Too true. There had been enough of this indulgent claptrap. “Younger brothers make me mawkish,” he said by way of halfhearted apology. “They’re like little repositories of sentiment. One looks at them and remembers how helpless they once were.”

But Margaret was shaking her head. “I think you give yourself too little credit. Maybe you cannot speak to your brothers about books. But you can talk to them. I doubt they despise you.”

“But they’re educated.”

She turned her head to one side and looked at him. “I can talk to Mark, and I never went to Oxford.”

“But that’s different. You at least—”

She looked at him.

“You,” he said quietly, “can read.” And then he glanced away, so that he would not have to see his own shame reflected in her eyes.

She didn’t say anything. He’d wanted her to protest, to tell him it wasn’t true, that he could bridge that gap. But then, she wouldn’t lie to him. He was uneducated. And illiterate. And while it made not a bit of difference in the world of business, she must see how impassable a barrier it posed with his brothers. He squeezed her hand, where it was still trapped in his. He wasn’t letting her go—not even now, when she must see what he truly was.

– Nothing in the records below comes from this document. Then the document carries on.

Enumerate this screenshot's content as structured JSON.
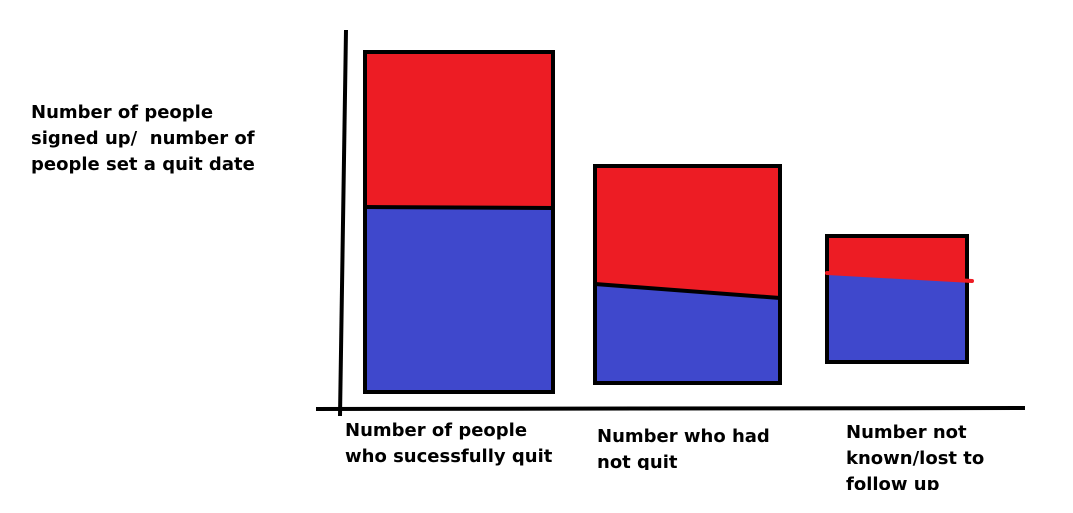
{
  "y_label": "Number of people signed up/  number of people set a quit date",
  "categories": [
    "Number of people who sucessfully quit",
    "Number who had not quit",
    "Number not known/lost to follow up"
  ]
}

She ran her thumb down his fingers. A tiny caress, but a caress nonetheless.

“When I met you,” she said quietly, “I’d lost the ability to glance in a looking glass and believe I was worth something.”

She repeated that touch a second time, and his eyes fluttered shut.

“And then you looked at me and you told me I mattered. You didn’t need theories or arguments to make me believe it. You just…looked. And you believed.”

They’d touched before—in affection, in lust, even in comfort. But her hand, stroking his, returning the strong grip he gave her—this was something different.

“There is…there is something I came here to tell you, Ash. There’s a great deal you don’t know about me. But right now, I want you to know one thing.”

Her hand whispered up behind him, finding the nape of his neck. She drew his head down to rest against hers.

“You matter,” she whispered to him. “You are important. And you are the single most magnificent man I have ever had the honor of meeting.”

His breath shivered out and he put his free arm around her, pulling her close. He could feel her chest rise and fall. Her breath mingled with his.